# Forum Jump Boxes`



## MScottC

I'm fine with most of what I see in this new upgrade. One issue does irk me however. I really liked the "Forum Jump" boxes both on the top of the pages and the bottom. Now I'm finding them either at the bottom or the top, but not both. Its one of those inconvenient things of "Oops, gotta scroll the other way now" just to jump either back to the forum I'm in, or to a new forum. It's a minor nitpick but one I hope can be fixed. Thank you.


----------



## IndyJones1023

I second that emotion!


----------



## astrohip

+3

Just ran into this issue trying to jump here!


----------



## rhuntington3

Read the "A place to discuss the TCF upgrades" thread... That's on the "To Do" list...

http://www.tivocommunity.com/tivo-vb/showpost.php?p=5687270&postcount=268


----------



## dcahoe

LOL, I was just posting the same complaint and it directed me here.

--------
I really miss having a jump to forum at the top of all pages like it was on the old server.

It is at the top if you are reading a post in a thread, but not if you are you just looking at a list of the threads in a forum.

Now I have to scroll all the way to the bottom of the screen to jump to the next form.


----------



## Jeff Block

As rhuntington3 said, we're on this issue. The jump box is back in a number of places. Our goal is to make it consistent on pretty much every page.

Thanks for reporting this and other issues!


----------



## The Flush

I think we need the forum jump boxes on the top and bottom of every page.


----------



## dkaz

right now they're at the exact same places as they were before the upgrade (i'm 99% sure, as I double checked on the old site)

that said, one of them doesn't work properly (which is high on my todo list)

as far as adding them everywhere else, i'll get to that as well - it's made harder by the fact that some of the other forum pages have a bunch of HTML forms sprinkled throughout (that breaks "forum jump", which relies on a form itself)

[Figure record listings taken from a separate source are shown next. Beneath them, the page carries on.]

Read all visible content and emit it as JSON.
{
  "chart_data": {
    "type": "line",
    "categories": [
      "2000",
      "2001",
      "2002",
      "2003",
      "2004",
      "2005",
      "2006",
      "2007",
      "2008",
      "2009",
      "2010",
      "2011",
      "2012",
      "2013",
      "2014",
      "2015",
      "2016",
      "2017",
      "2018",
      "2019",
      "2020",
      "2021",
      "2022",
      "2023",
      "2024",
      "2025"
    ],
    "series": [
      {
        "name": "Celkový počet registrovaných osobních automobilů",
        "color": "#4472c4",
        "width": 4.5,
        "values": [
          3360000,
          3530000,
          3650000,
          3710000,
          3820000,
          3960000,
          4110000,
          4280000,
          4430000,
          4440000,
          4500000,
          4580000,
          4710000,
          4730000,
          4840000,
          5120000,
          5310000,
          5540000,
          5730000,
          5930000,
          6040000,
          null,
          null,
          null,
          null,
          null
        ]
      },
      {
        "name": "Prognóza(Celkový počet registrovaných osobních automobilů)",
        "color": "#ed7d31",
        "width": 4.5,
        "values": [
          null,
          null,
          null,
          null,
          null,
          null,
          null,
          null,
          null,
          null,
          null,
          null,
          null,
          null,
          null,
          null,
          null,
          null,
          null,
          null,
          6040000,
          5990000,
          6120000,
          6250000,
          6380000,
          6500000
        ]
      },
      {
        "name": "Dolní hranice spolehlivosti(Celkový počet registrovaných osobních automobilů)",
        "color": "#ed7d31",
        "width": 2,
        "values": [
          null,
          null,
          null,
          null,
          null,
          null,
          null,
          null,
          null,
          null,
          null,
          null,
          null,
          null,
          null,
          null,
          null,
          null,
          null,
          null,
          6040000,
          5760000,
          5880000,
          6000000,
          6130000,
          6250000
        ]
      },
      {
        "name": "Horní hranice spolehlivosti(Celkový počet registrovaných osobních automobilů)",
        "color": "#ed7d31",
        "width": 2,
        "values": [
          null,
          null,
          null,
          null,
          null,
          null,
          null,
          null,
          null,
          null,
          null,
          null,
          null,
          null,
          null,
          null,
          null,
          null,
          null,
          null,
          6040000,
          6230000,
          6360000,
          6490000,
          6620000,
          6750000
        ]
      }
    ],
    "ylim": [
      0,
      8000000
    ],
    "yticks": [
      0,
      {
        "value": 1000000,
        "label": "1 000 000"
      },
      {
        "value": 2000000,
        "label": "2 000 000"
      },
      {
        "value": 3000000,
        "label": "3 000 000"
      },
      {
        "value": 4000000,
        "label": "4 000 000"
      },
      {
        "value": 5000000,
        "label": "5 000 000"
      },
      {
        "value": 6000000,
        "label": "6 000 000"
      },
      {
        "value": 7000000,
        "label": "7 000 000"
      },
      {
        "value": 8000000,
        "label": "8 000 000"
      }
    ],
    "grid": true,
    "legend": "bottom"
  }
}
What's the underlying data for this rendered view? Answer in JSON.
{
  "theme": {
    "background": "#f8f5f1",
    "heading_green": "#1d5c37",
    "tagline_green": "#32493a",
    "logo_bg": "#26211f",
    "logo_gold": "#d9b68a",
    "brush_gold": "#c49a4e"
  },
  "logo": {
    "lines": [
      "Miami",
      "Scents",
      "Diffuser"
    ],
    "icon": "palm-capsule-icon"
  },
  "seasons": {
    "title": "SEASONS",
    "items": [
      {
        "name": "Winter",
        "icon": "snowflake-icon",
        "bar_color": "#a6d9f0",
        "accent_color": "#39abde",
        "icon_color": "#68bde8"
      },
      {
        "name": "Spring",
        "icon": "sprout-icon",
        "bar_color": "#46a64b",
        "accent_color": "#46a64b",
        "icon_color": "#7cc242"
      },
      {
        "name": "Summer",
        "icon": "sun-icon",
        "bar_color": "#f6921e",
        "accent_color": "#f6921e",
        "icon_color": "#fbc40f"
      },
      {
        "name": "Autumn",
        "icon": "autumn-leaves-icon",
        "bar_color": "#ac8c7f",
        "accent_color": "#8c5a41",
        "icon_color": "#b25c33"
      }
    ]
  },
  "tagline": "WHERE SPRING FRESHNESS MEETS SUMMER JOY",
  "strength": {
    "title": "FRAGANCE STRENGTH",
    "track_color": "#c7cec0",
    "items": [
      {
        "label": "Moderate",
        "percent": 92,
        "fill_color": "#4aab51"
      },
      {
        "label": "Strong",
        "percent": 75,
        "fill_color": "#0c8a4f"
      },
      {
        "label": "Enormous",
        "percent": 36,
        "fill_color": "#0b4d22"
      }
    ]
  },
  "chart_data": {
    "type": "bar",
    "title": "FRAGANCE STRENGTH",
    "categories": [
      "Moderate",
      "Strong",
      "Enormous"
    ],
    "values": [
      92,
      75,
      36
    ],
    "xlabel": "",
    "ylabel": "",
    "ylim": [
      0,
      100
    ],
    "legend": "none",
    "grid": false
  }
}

hopefully i'll have a chance to finish the job sometime early next week


----------



## sushikitten

Yea! Jump boxes are back! You guys are rockin' along!


----------



## The Flush

The forum jump boxes are not at the bottom of pages when there are no new unread posts remaining on the page. This is when I need the forum jump the most because when I have finished reading all new posts, it's time to jump forums. Now I have to scroll all the way back to the top to jump.


----------



## JimSpence

I only see the Forum Jump at the bottom of this forum. 
We need them at the bottom of all forums for the reason The Flush stated.


----------



## dslunceford

JimSpence said:


> I only see the Forum Jump at the bottom of this forum.
> We need them at the bottom of all forums for the reason The Flush stated.


Yes, yes, please! Jump at both top and bottom of each page...


----------



## dkaz

Forum Jump boxes should now be functional on top/bottom of "forum display" and "show thread" pages.

Let me know the jump boxes don't work for you.


----------



## dthmj

I see forum jump boxes at the top and bottom of all the forums I go to, however, the one on the bottom doesn't work until you hit the Go button, whereas the one at the top works as soon as you select a forum. I'm using IE7.

Not sure how it is supposed to work, but I'm used to not having to hit the Go button.


----------



## dkaz

re-fixed and re-tested (on Firefox and IE7, at least)

I believe I figured this one out once and for all, but I've been wrong before

I gave up on trying to align the bottom "Forum Jump" with the "Post Reply" button (as it is on top) - there doesn't seem to be a simple way to get that done


----------



## Ruth

dthmj said:


> I see forum jump boxes at the top and bottom of all the forums I go to, however, the one on the bottom doesn't work until you hit the Go button, whereas the one at the top works as soon as you select a forum. I'm using IE7.
> 
> Not sure how it is supposed to work, but I'm used to not having to hit the Go button.


+1.

It's still a big improvement over the "you do not have permission" error message, though!


----------



## dthmj

Forum boxes seem to be all fixed now...

I noticed they were broken (and now fixed) as I went from FH to HH over and over and over and over and over again... Maybe all this jumping broke the boxes 

But now there seems to be a problem with missing threads in this forum.... hmmmm.


----------



## The Flush

Thanks for this fix. It's a big help.


----------



## dslunceford

Yes, thank you very much!


----------



## dkaz

np...it took embarrassingly long to fix them, so I feel relieved they finally seem to work


----------



## sushikitten

I Love Them! Love Them! Love Them! Yahoo!


----------